Eileen sat down in the chair opposite me, a coffee table between us. It was possibly the arrangement she used for her therapy patients. Perhaps, I thought, I could actually use some of that.
‘As the saying goes,’ Eileen said, ‘this isn’t a social call, is it?’
‘No. I was hoping for some advice. About a case that’s come up.’
She almost glanced behind her again. ‘From me?’
‘Yes. From you. Obviously, we can arrange a consultation fee.’
‘Well, I suppose we can see. But I don’t even know if I can help yet. Tell me about the case.’
I told her about the woman who was claiming to be Charlie Matheson, beginning with the circumstances in which she’d been found, then working through the story of the accident and her belief that she had died in the crash.
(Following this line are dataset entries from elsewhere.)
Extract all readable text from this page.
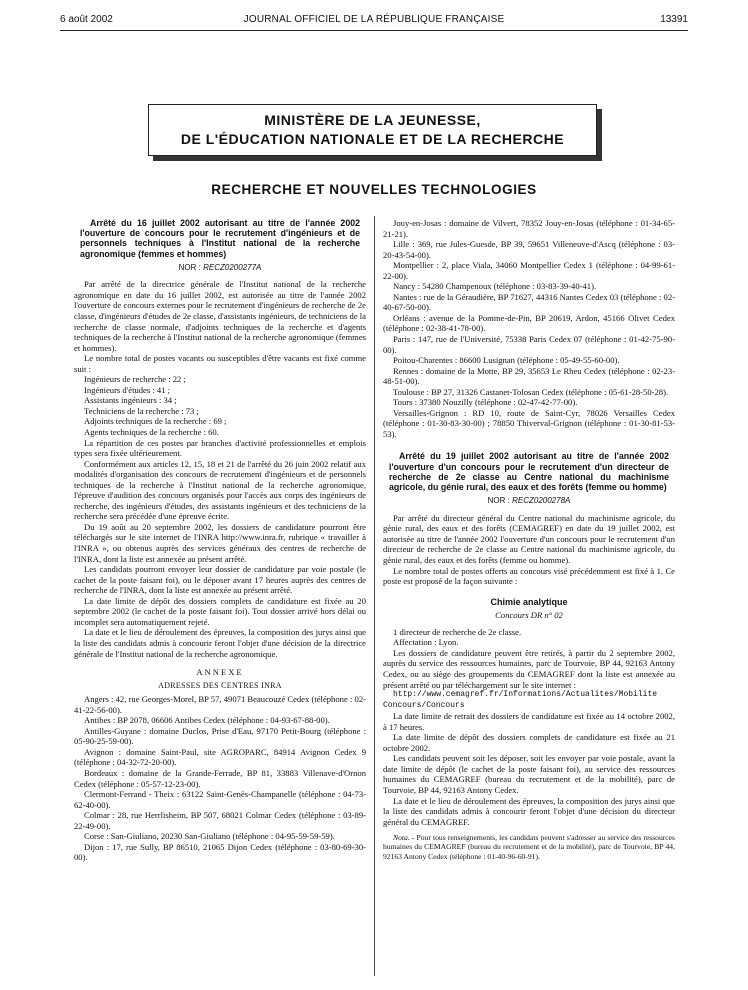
6 août 2002	JOURNAL OFFICIEL DE LA RÉPUBLIQUE FRANÇAISE	13391
MINISTÈRE DE LA JEUNESSE,
DE L'ÉDUCATION NATIONALE ET DE LA RECHERCHE
RECHERCHE ET NOUVELLES TECHNOLOGIES

Arrêté du 16 juillet 2002 autorisant au titre de l'année 2002 l'ouverture de concours pour le recrutement d'ingénieurs et de personnels techniques à l'Institut national de la recherche agronomique (femmes et hommes)

NOR : RECZ0200277A

Par arrêté de la directrice générale de l'Institut national de la recherche agronomique en date du 16 juillet 2002, est autorisée au titre de l'année 2002 l'ouverture de concours externes pour le recrutement d'ingénieurs de recherche de 2e classe, d'ingénieurs d'études de 2e classe, d'assistants ingénieurs, de techniciens de la recherche de classe normale, d'adjoints techniques de la recherche et d'agents techniques de la recherche à l'Institut national de la recherche agronomique (femmes et hommes).

Le nombre total de postes vacants ou susceptibles d'être vacants est fixé comme suit :

Ingénieurs de recherche : 22 ;
Ingénieurs d'études : 41 ;
Assistants ingénieurs : 34 ;
Techniciens de la recherche : 73 ;
Adjoints techniques de la recherche : 69 ;
Agents techniques de la recherche : 60.

La répartition de ces postes par branches d'activité professionnelles et emplois types sera fixée ultérieurement.

Conformément aux articles 12, 15, 18 et 21 de l'arrêté du 26 juin 2002 relatif aux modalités d'organisation des concours de recrutement d'ingénieurs et de personnels techniques de la recherche à l'Institut national de la recherche agronomique, l'épreuve d'audition des concours organisés pour l'accès aux corps des ingénieurs de recherche, des ingénieurs d'études, des assistants ingénieurs et des techniciens de la recherche sera précédée d'une épreuve écrite.

Du 19 août au 20 septembre 2002, les dossiers de candidature pourront être téléchargés sur le site internet de l'INRA http://www.inra.fr, rubrique « travailler à l'INRA », ou obtenus auprès des services généraux des centres de recherche de l'INRA, dont la liste est annexée au présent arrêté.

Les candidats pourront envoyer leur dossier de candidature par voie postale (le cachet de la poste faisant foi), ou le déposer avant 17 heures auprès des centres de recherche de l'INRA, dont la liste est annexée au présent arrêté.

La date limite de dépôt des dossiers complets de candidature est fixée au 20 septembre 2002 (le cachet de la poste faisant foi). Tout dossier arrivé hors délai ou incomplet sera automatiquement rejeté.

La date et le lieu de déroulement des épreuves, la composition des jurys ainsi que la liste des candidats admis à concourir feront l'objet d'une décision de la directrice générale de l'Institut national de la recherche agronomique.

ANNEXE
ADRESSES DES CENTRES INRA

Angers : 42, rue Georges-Morel, BP 57, 49071 Beaucouzé Cedex (téléphone : 02-41-22-56-00).

Antibes : BP 2078, 06606 Antibes Cedex (téléphone : 04-93-67-88-00).

Antilles-Guyane : domaine Duclos, Prise d'Eau, 97170 Petit-Bourg (téléphone : 05-90-25-59-00).

Avignon : domaine Saint-Paul, site AGROPARC, 84914 Avignon Cedex 9 (téléphone : 04-32-72-20-00).

Bordeaux : domaine de la Grande-Ferrade, BP 81, 33883 Villenave-d'Ornon Cedex (téléphone : 05-57-12-23-00).

Clermont-Ferrand - Theix : 63122 Saint-Genès-Champanelle (téléphone : 04-73-62-40-00).

Colmar : 28, rue Herrlisheim, BP 507, 68021 Colmar Cedex (téléphone : 03-89-22-49-00).

Corse : San-Giuliano, 20230 San-Giuliano (téléphone : 04-95-59-59-59).

Dijon : 17, rue Sully, BP 86510, 21065 Dijon Cedex (téléphone : 03-80-69-30-00).

Jouy-en-Josas : domaine de Vilvert, 78352 Jouy-en-Josas (téléphone : 01-34-65-21-21).

Lille : 369, rue Jules-Guesde, BP 39, 59651 Villeneuve-d'Ascq (téléphone : 03-20-43-54-00).

Montpellier : 2, place Viala, 34060 Montpellier Cedex 1 (téléphone : 04-99-61-22-00).

Nancy : 54280 Champenoux (téléphone : 03-83-39-40-41).

Nantes : rue de la Géraudière, BP 71627, 44316 Nantes Cedex 03 (téléphone : 02-40-67-50-00).

Orléans : avenue de la Pomme-de-Pin, BP 20619, Ardon, 45166 Olivet Cedex (téléphone : 02-38-41-78-00).

Paris : 147, rue de l'Université, 75338 Paris Cedex 07 (téléphone : 01-42-75-90-00).

Poitou-Charentes : 86600 Lusignan (téléphone : 05-49-55-60-00).

Rennes : domaine de la Motte, BP 29, 35653 Le Rheu Cedex (téléphone : 02-23-48-51-00).

Toulouse : BP 27, 31326 Castanet-Tolosan Cedex (téléphone : 05-61-28-50-28).

Tours : 37380 Nouzilly (téléphone : 02-47-42-77-00).

Versailles-Grignon : RD 10, route de Saint-Cyr, 78026 Versailles Cedex (téléphone : 01-30-83-30-00) ; 78850 Thiverval-Grignon (téléphone : 01-30-81-53-53).

Arrêté du 19 juillet 2002 autorisant au titre de l'année 2002 l'ouverture d'un concours pour le recrutement d'un directeur de recherche de 2e classe au Centre national du machinisme agricole, du génie rural, des eaux et des forêts (femme ou homme)

NOR : RECZ0200278A

Par arrêté du directeur général du Centre national du machinisme agricole, du génie rural, des eaux et des forêts (CEMAGREF) en date du 19 juillet 2002, est autorisée au titre de l'année 2002 l'ouverture d'un concours pour le recrutement d'un directeur de recherche de 2e classe au Centre national du machinisme agricole, du génie rural, des eaux et des forêts (femme ou homme).

Le nombre total de postes offerts au concours visé précédemment est fixé à 1. Ce poste est proposé de la façon suivante :

Chimie analytique
Concours DR n° 02

1 directeur de recherche de 2e classe.

Affectation : Lyon.

Les dossiers de candidature peuvent être retirés, à partir du 2 septembre 2002, auprès du service des ressources humaines, parc de Tourvoie, BP 44, 92163 Antony Cedex, ou au siège des groupements du CEMAGREF dont la liste est annexée au présent arrêté ou par téléchargement sur le site internet :

http://www.cemagref.fr/Informations/Actualites/Mobilite Concours/Concours

La date limite de retrait des dossiers de candidature est fixée au 14 octobre 2002, à 17 heures.

La date limite de dépôt des dossiers complets de candidature est fixée au 21 octobre 2002.

Les candidats peuvent soit les déposer, soit les envoyer par voie postale, avant la date limite de dépôt (le cachet de la poste faisant foi), au service des ressources humaines du CEMAGREF (bureau du recrutement et de la mobilité), parc de Tourvoie, BP 44, 92163 Antony Cedex.

La date et le lieu de déroulement des épreuves, la composition des jurys ainsi que la liste des candidats admis à concourir feront l'objet d'une décision du directeur général du CEMAGREF.

Nota. - Pour tous renseignements, les candidats peuvent s'adresser au service des ressources humaines du CEMAGREF (bureau du recrutement et de la mobilité), parc de Tourvoie, BP 44, 92163 Antony Cedex (téléphone : 01-40-96-60-91).
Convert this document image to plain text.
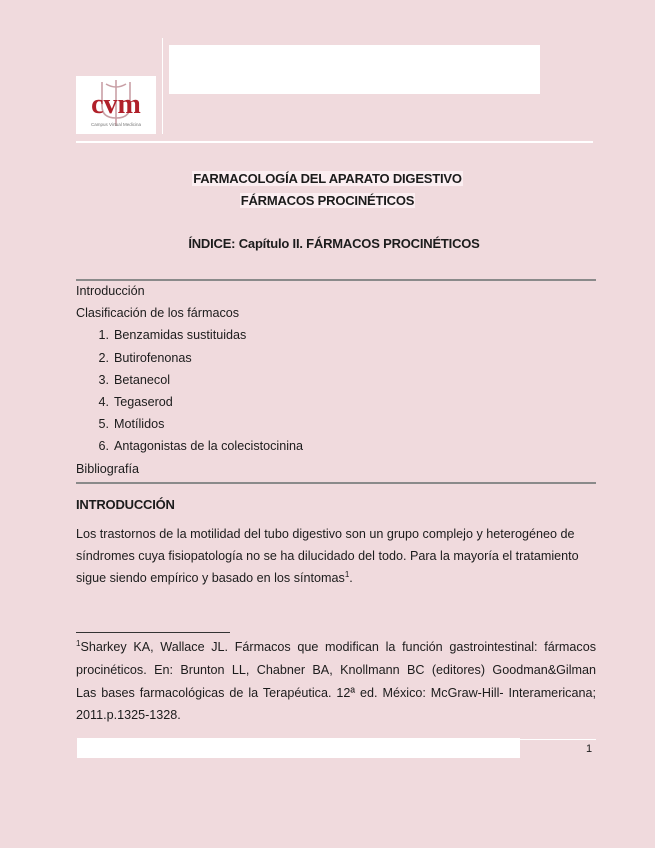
cvm
Campus Virtual Medicina
FARMACOLOGÍA DEL APARATO DIGESTIVO
FÁRMACOS PROCINÉTICOS
ÍNDICE: Capítulo II. FÁRMACOS PROCINÉTICOS
Introducción
Clasificación de los fármacos
1. Benzamidas sustituidas
2. Butirofenonas
3. Betanecol
4. Tegaserod
5. Motílidos
6. Antagonistas de la colecistocinina
Bibliografía
INTRODUCCIÓN

Los trastornos de la motilidad del tubo digestivo son un grupo complejo y heterogéneo de
síndromes cuya fisiopatología no se ha dilucidado del todo. Para la mayoría el tratamiento
sigue siendo empírico y basado en los síntomas$^1$.

$^1$Sharkey KA, Wallace JL. Fármacos que modifican la función gastrointestinal: fármacos
procinéticos. En: Brunton LL, Chabner BA, Knollmann BC (editores) Goodman&Gilman
Las bases farmacológicas de la Terapéutica. 12ª ed. México: McGraw-Hill- Interamericana;
2011.p.1325-1328.

1
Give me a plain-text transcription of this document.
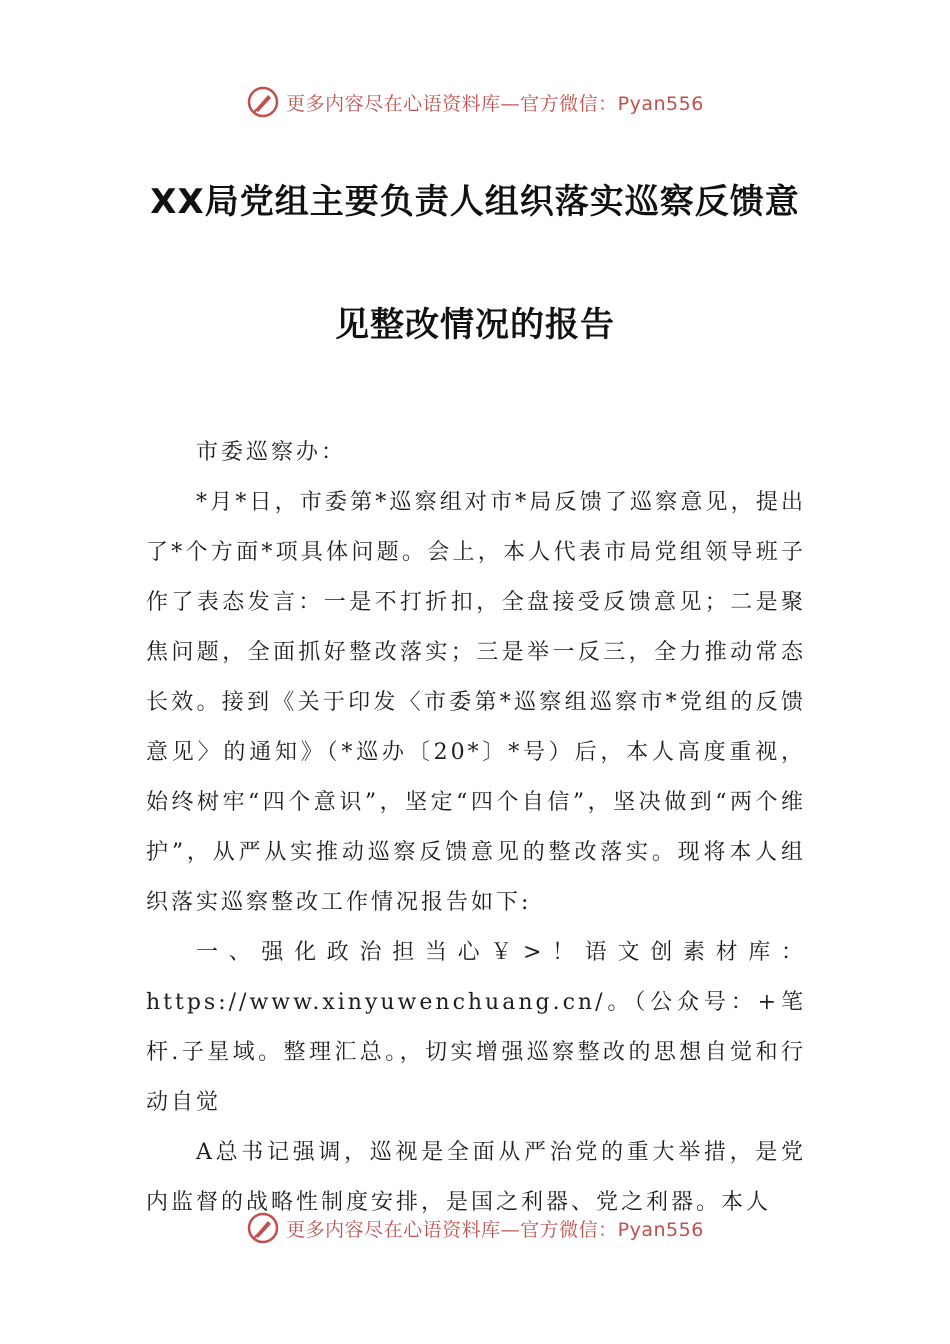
更多内容尽在心语资料库—官方微信：Pyan556
XX局党组主要负责人组织落实巡察反馈意
见整改情况的报告

市委巡察办：

*月*日，市委第*巡察组对市*局反馈了巡察意见，提出了*个方面*项具体问题。会上，本人代表市局党组领导班子作了表态发言：一是不打折扣，全盘接受反馈意见；二是聚焦问题，全面抓好整改落实；三是举一反三，全力推动常态长效。接到《关于印发〈市委第*巡察组巡察市*党组的反馈意见〉的通知》（*巡办〔20*〕*号）后，本人高度重视，始终树牢“四个意识”，坚定“四个自信”，坚决做到“两个维护”，从严从实推动巡察反馈意见的整改落实。现将本人组织落实巡察整改工作情况报告如下:

一、强化政治担当心￥>！语文创素材库：https://www.xinyuwenchuang.cn/。（公众号：+笔杆.子星域。整理汇总。，切实增强巡察整改的思想自觉和行动自觉

A总书记强调，巡视是全面从严治党的重大举措，是党内监督的战略性制度安排，是国之利器、党之利器。本人

更多内容尽在心语资料库—官方微信：Pyan556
I finished up with my visit to see her husband, Paul Carlisle, and the photograph that had convinced me that the woman in the hospital was telling the truth about her identity. By the end of the account, Eileen was frowning.
‘That’s quite extraordinary.’
‘I agree. I’ve never heard anything like it.’
‘There is something,’ she said. ‘Cotard’s delusion. It’s quite rare, and I’ve never encountered it myself, but sufferers can become convinced that parts of their bodies are missing, even though they aren’t. In extreme cases, they believe they’re literally dead.’